The designated habitat is located primarily in Pima, Santa Cruz and Cochise Counties along the border with Mexico. FWS backed away from an earlier proposal that would have included parts of Fort Huachuca and the Tohono O’odham Nation. Roughly two-thirds of the critical habitat is federal land under the jurisdiction of the Forest Service, the Bureau of Land Management or the National Park Service. The remaining third is evenly split between private land and state land administered by the Arizona State Land Department.

Arizona is in the extreme northern range of the Mexican Jaguar, and sightings in the state have been extremely rare. Since 1996, the presence of only five jaguars, all of which were male, has been confirmed. Wildlife biologists believe that Southern Arizona woodlands and mountains represent “marginal” quality habitat that only a few transient jaguars will visit. Biologists do not believe that this area ever was, or ever will be, the preferred habitat of a stable, breeding jaguar population. The FWS justifies its critical habitat designation based on the hope that conservation of the area will in some manner support recovery of the species in adjacent habitat within Mexico. The Mexican Jaguar was listed as an endangered species under the ESA in 1997, relying on a claim that it “intended to” list the jaguar as endangered within the United States. As early as 1972, however, FWS plotted its the critical habitat based on the estimated geographic range of the species in the United States as of that date.

By itself, the critical habitat designation places no restrictions on use of the public or private lands involved. Private landowners are free to use their land as they did before (so long as their actions do not cause harm to actual jaguars, if any exist on the property), and the public lands will remain open to all of the types of uses that were allowed prior to the designation, including location of mining claims. Every federal agency, however, must assure that any action it carries out, funds or authorizes on these lands is unlikely to result in the destruction of, or adverse modification to, the designated critical habitat. Habitat is considered to be “adversely affected” if the proposed action would prevent it from serving its intended conservation role for the species in question.

Agencies fulfill their duty to prevent adverse effects through “consultation” with the FWS on every contemplated action where an effect is possible. If the effects are unlikely to be adverse, FWS will issue a “concurrence letter” to the agency involved. If adverse effects are deemed likely, the FWS will require the preparation of a Biological Opinion that identifies alternatives designed to avoid or minimize effects, and the agency must proceed only in accordance with the Biological Opinion. This mandatory consultation process can be time consuming and very expensive for the party attempting to obtain a mining or other land use permit within the designated habitat.
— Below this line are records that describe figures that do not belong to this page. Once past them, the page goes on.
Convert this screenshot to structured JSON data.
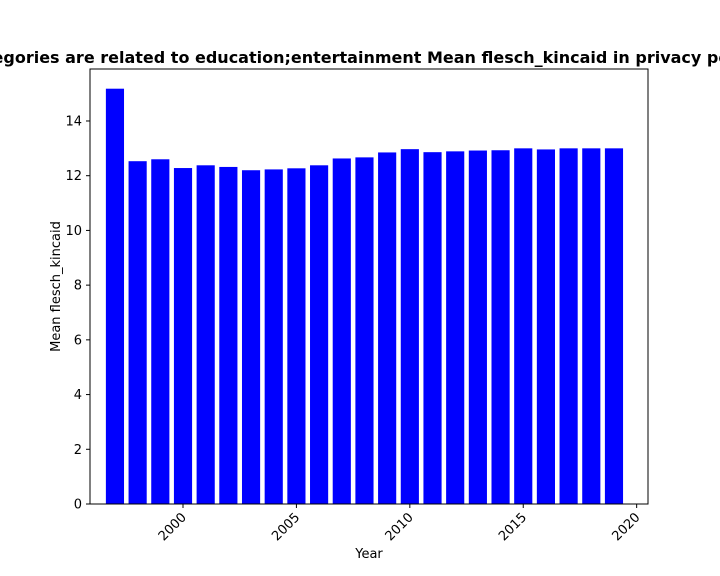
{
  "chart_data": {
    "type": "bar",
    "title": "Categories are related to education;entertainment Mean flesch_kincaid in privacy policies",
    "xlabel": "Year",
    "ylabel": "Mean flesch_kincaid",
    "x": [
      1997,
      1998,
      1999,
      2000,
      2001,
      2002,
      2003,
      2004,
      2005,
      2006,
      2007,
      2008,
      2009,
      2010,
      2011,
      2012,
      2013,
      2014,
      2015,
      2016,
      2017,
      2018,
      2019
    ],
    "values": [
      15.18,
      12.53,
      12.6,
      12.28,
      12.38,
      12.32,
      12.2,
      12.23,
      12.27,
      12.38,
      12.63,
      12.67,
      12.85,
      12.97,
      12.86,
      12.89,
      12.92,
      12.93,
      13.0,
      12.96,
      13.0,
      13.0,
      13.0
    ],
    "xlim": [
      1995.9,
      2020.5
    ],
    "ylim": [
      0,
      15.9
    ],
    "xticks": [
      2000,
      2005,
      2010,
      2015,
      2020
    ],
    "yticks": [
      0,
      2,
      4,
      6,
      8,
      10,
      12,
      14
    ],
    "grid": false,
    "bar_color": "#0000ff"
  }
}
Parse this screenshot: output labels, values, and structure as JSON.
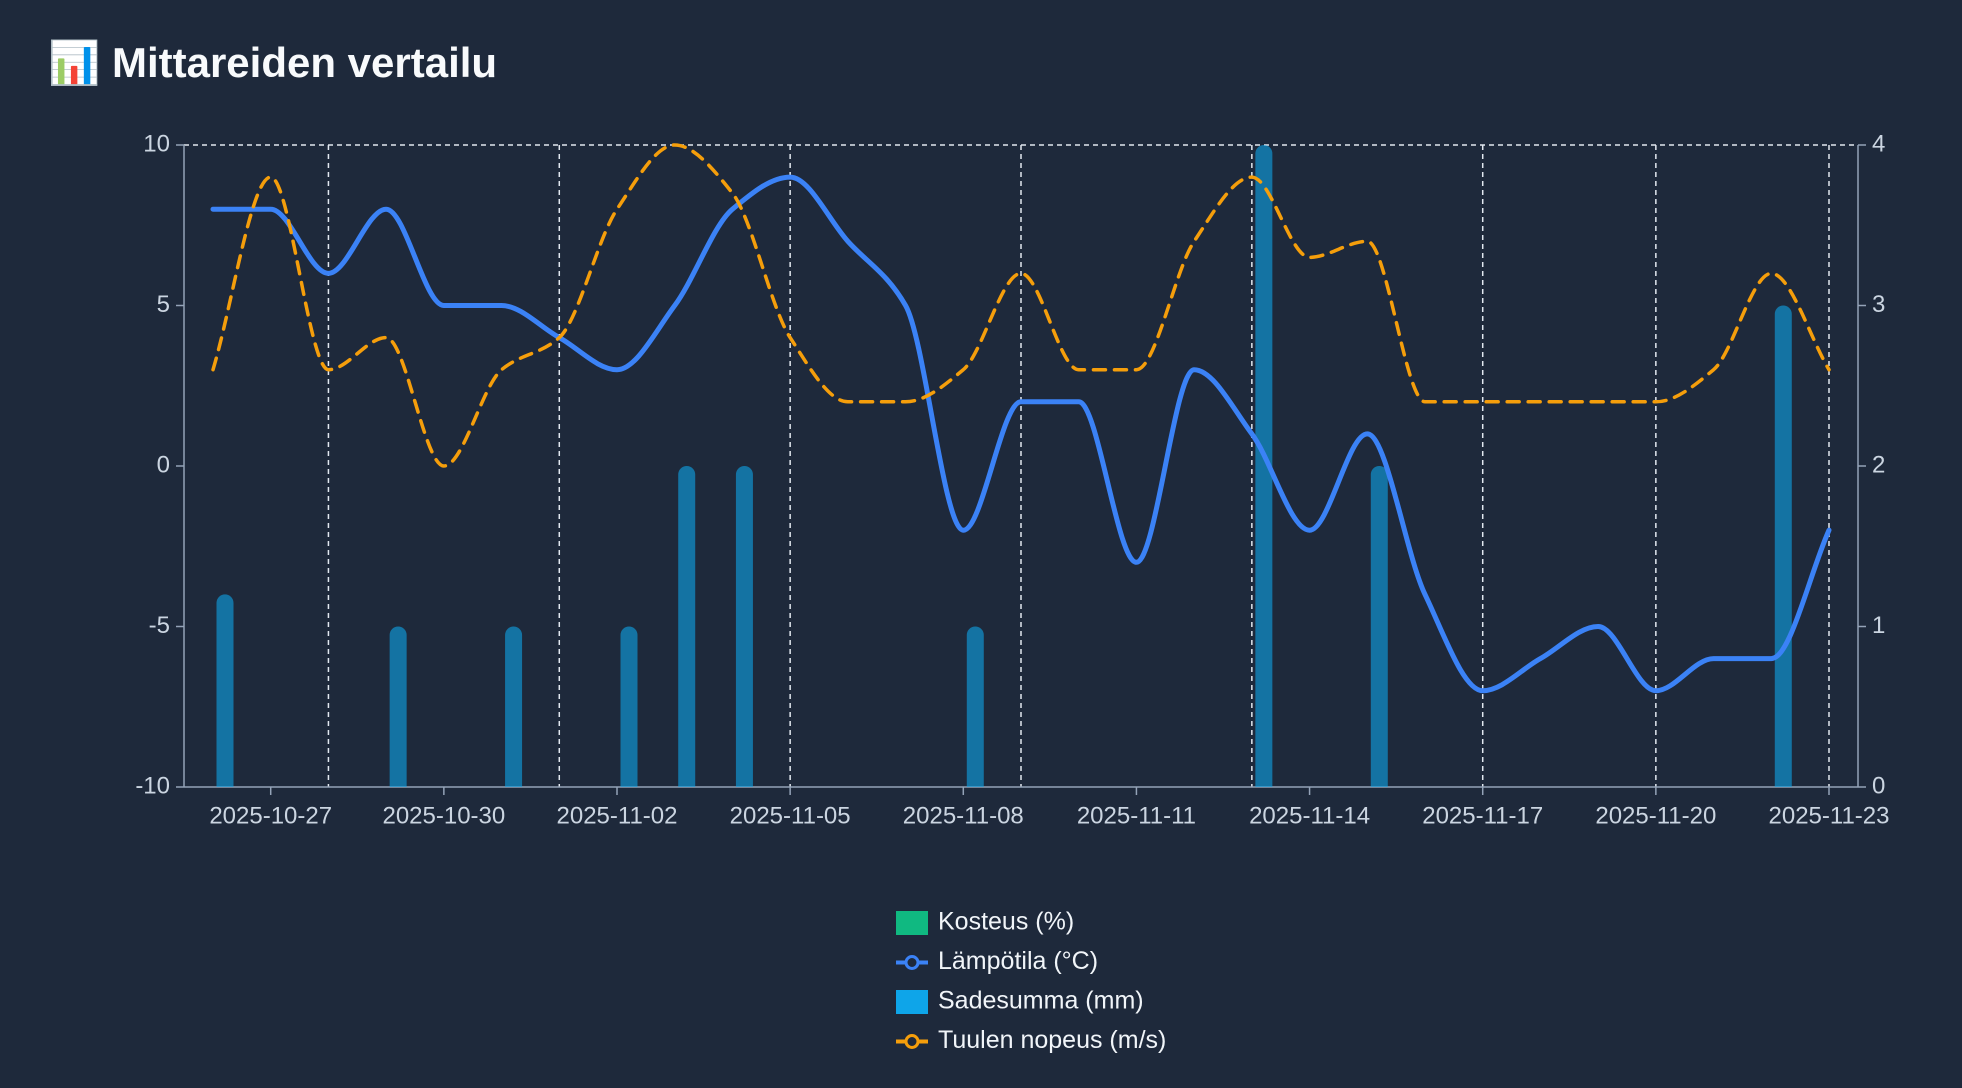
{
  "chart_data": {
    "type": "combo",
    "title": "📊 Mittareiden vertailu",
    "x": [
      "2025-10-26",
      "2025-10-27",
      "2025-10-28",
      "2025-10-29",
      "2025-10-30",
      "2025-10-31",
      "2025-11-01",
      "2025-11-02",
      "2025-11-03",
      "2025-11-04",
      "2025-11-05",
      "2025-11-06",
      "2025-11-07",
      "2025-11-08",
      "2025-11-09",
      "2025-11-10",
      "2025-11-11",
      "2025-11-12",
      "2025-11-13",
      "2025-11-14",
      "2025-11-15",
      "2025-11-16",
      "2025-11-17",
      "2025-11-18",
      "2025-11-19",
      "2025-11-20",
      "2025-11-21",
      "2025-11-22",
      "2025-11-23"
    ],
    "xlim": [
      "2025-10-26",
      "2025-11-23"
    ],
    "xticks": [
      "2025-10-27",
      "2025-10-30",
      "2025-11-02",
      "2025-11-05",
      "2025-11-08",
      "2025-11-11",
      "2025-11-14",
      "2025-11-17",
      "2025-11-20",
      "2025-11-23"
    ],
    "xgrid": [
      "2025-10-28",
      "2025-11-01",
      "2025-11-05",
      "2025-11-09",
      "2025-11-13",
      "2025-11-17",
      "2025-11-20",
      "2025-11-23"
    ],
    "ylim": [
      -10,
      10
    ],
    "yticks": [
      -10,
      -5,
      0,
      5,
      10
    ],
    "y2lim": [
      0,
      4
    ],
    "y2ticks": [
      0,
      1,
      2,
      3,
      4
    ],
    "grid": true,
    "legend": "bottom",
    "series": [
      {
        "name": "Kosteus (%)",
        "kind": "bar",
        "color": "#10b981",
        "values": [
          null,
          null,
          null,
          null,
          null,
          null,
          null,
          null,
          null,
          null,
          null,
          null,
          null,
          null,
          null,
          null,
          null,
          null,
          null,
          null,
          null,
          null,
          null,
          null,
          null,
          null,
          null,
          null,
          null
        ]
      },
      {
        "name": "Lämpötila (°C)",
        "kind": "line",
        "color": "#3b82f6",
        "values": [
          8,
          8,
          6,
          8,
          5,
          5,
          4,
          3,
          5,
          8,
          9,
          7,
          5,
          -2,
          2,
          2,
          -3,
          3,
          1,
          -2,
          1,
          -4,
          -7,
          -6,
          -5,
          -7,
          -6,
          -6,
          -2
        ]
      },
      {
        "name": "Sadesumma (mm)",
        "kind": "bar",
        "axis": "y2",
        "color": "#0ea5e9",
        "values": [
          1.2,
          0,
          0,
          1,
          0,
          1,
          0,
          1,
          2,
          2,
          0,
          0,
          0,
          1,
          0,
          0,
          0,
          0,
          4,
          0,
          2,
          0,
          0,
          0,
          0,
          0,
          0,
          3,
          0
        ]
      },
      {
        "name": "Tuulen nopeus (m/s)",
        "kind": "line",
        "axis": "y2",
        "dashed": true,
        "color": "#f59e0b",
        "values": [
          2.6,
          3.8,
          2.6,
          2.8,
          2.0,
          2.6,
          2.8,
          3.6,
          4.0,
          3.7,
          2.8,
          2.4,
          2.4,
          2.6,
          3.2,
          2.6,
          2.6,
          3.4,
          3.8,
          3.3,
          3.4,
          2.4,
          2.4,
          2.4,
          2.4,
          2.4,
          2.6,
          3.2,
          2.6
        ]
      }
    ]
  }
}
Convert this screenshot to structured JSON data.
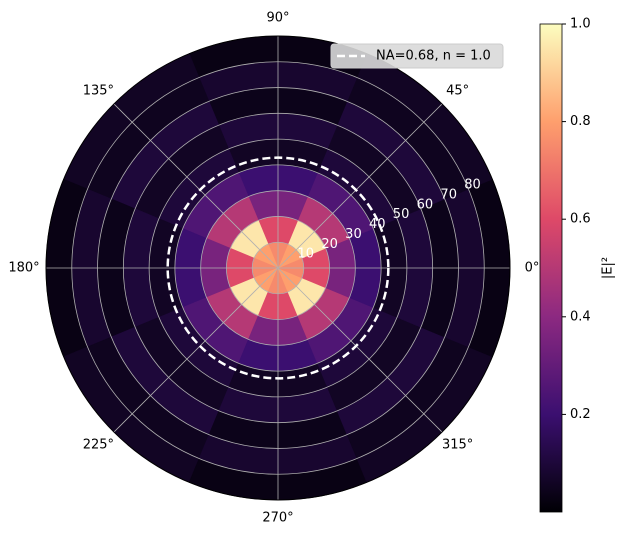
{
  "chart_data": {
    "type": "polar_heatmap",
    "r_bins": [
      0,
      10,
      20,
      30,
      40,
      50,
      60,
      70,
      80,
      90
    ],
    "theta_bins": [
      0,
      22.5,
      45,
      67.5,
      90,
      112.5,
      135,
      157.5,
      180,
      202.5,
      225,
      247.5,
      270,
      292.5,
      315,
      337.5,
      360
    ],
    "values": [
      [
        0.75,
        0.8,
        0.8,
        0.75,
        0.75,
        0.8,
        0.8,
        0.75,
        0.75,
        0.8,
        0.8,
        0.75,
        0.75,
        0.8,
        0.8,
        0.75
      ],
      [
        0.6,
        0.95,
        0.95,
        0.6,
        0.6,
        0.95,
        0.95,
        0.6,
        0.6,
        0.95,
        0.95,
        0.6,
        0.6,
        0.95,
        0.95,
        0.6
      ],
      [
        0.35,
        0.5,
        0.5,
        0.35,
        0.35,
        0.5,
        0.5,
        0.35,
        0.35,
        0.5,
        0.5,
        0.35,
        0.35,
        0.5,
        0.5,
        0.35
      ],
      [
        0.2,
        0.25,
        0.25,
        0.2,
        0.2,
        0.25,
        0.25,
        0.2,
        0.2,
        0.25,
        0.25,
        0.2,
        0.2,
        0.25,
        0.25,
        0.2
      ],
      [
        0.06,
        0.1,
        0.1,
        0.06,
        0.06,
        0.1,
        0.1,
        0.06,
        0.06,
        0.1,
        0.1,
        0.06,
        0.06,
        0.1,
        0.1,
        0.06
      ],
      [
        0.1,
        0.06,
        0.06,
        0.1,
        0.1,
        0.06,
        0.06,
        0.1,
        0.1,
        0.06,
        0.06,
        0.1,
        0.1,
        0.06,
        0.06,
        0.1
      ],
      [
        0.04,
        0.1,
        0.1,
        0.04,
        0.04,
        0.1,
        0.1,
        0.04,
        0.04,
        0.1,
        0.1,
        0.04,
        0.04,
        0.1,
        0.1,
        0.04
      ],
      [
        0.08,
        0.05,
        0.05,
        0.08,
        0.08,
        0.05,
        0.05,
        0.08,
        0.08,
        0.05,
        0.05,
        0.08,
        0.08,
        0.05,
        0.05,
        0.08
      ],
      [
        0.03,
        0.06,
        0.06,
        0.03,
        0.03,
        0.06,
        0.06,
        0.03,
        0.03,
        0.06,
        0.06,
        0.03,
        0.03,
        0.06,
        0.06,
        0.03
      ]
    ],
    "rlim": [
      0,
      90
    ],
    "rticks": [
      10,
      20,
      30,
      40,
      50,
      60,
      70,
      80
    ],
    "rlabel_angle": 22.5,
    "thetaticks": [
      {
        "value": 0,
        "label": "0°"
      },
      {
        "value": 45,
        "label": "45°"
      },
      {
        "value": 90,
        "label": "90°"
      },
      {
        "value": 135,
        "label": "135°"
      },
      {
        "value": 180,
        "label": "180°"
      },
      {
        "value": 225,
        "label": "225°"
      },
      {
        "value": 270,
        "label": "270°"
      },
      {
        "value": 315,
        "label": "315°"
      }
    ],
    "grid": true,
    "overlay": {
      "name": "NA=0.68, n = 1.0",
      "r": 42.8,
      "color": "#ffffff"
    },
    "legend": "upper right",
    "colormap": [
      "#000004",
      "#3b0f70",
      "#8c2981",
      "#de4968",
      "#fe9f6d",
      "#fcfdbf"
    ],
    "clim": [
      0,
      1
    ],
    "cticks": [
      0.2,
      0.4,
      0.6,
      0.8,
      {
        "value": 1,
        "label": "1.0"
      }
    ],
    "colorbar_label": "|E|²"
  }
}
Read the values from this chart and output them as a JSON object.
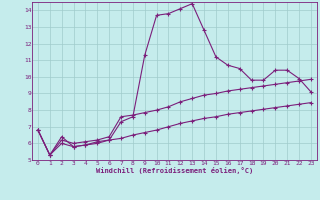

The exact scope of permissible uses of public lands within the critical habitat will likely be determined through litigation as projects are proposed and either approved or rejected. This critical habitat designation is unusual in many respects, and proponents of projects that are adversely impacted may be able to assert legal challenges to this critical habitat designation. For example, FWS has twice before determined that listing of critical habitat for the Mexican Jaguar was not a prudent act. In addition, FWS has designated these lands as essential for the species’ recovery, even though it acknowledges that the land provides only marginal habitat for transient, non-breeding solitary animals, and that the agency does not expect the Mexican Jaguar population to ever “recover” within the designated critical habitat.

Miners and prospectors considering operations within the critical habitat should identify, early on, whether any kind of federal approval will be required. Examples include approval of mining plans of operations, permits for discharges into waterways or obtaining road or utility rights-of-way. Project plans and feasibility studies should include sufficient time in their project plans to allow for the consultation with FWS. While clearing of vegetation and building facilities will not always be deemed as an adverse impact, such activities could be deemed unacceptable if they cut off connectivity with Mexican Jaguar habitat, eliminate native prey, decrease water availability or significantly increase human presence.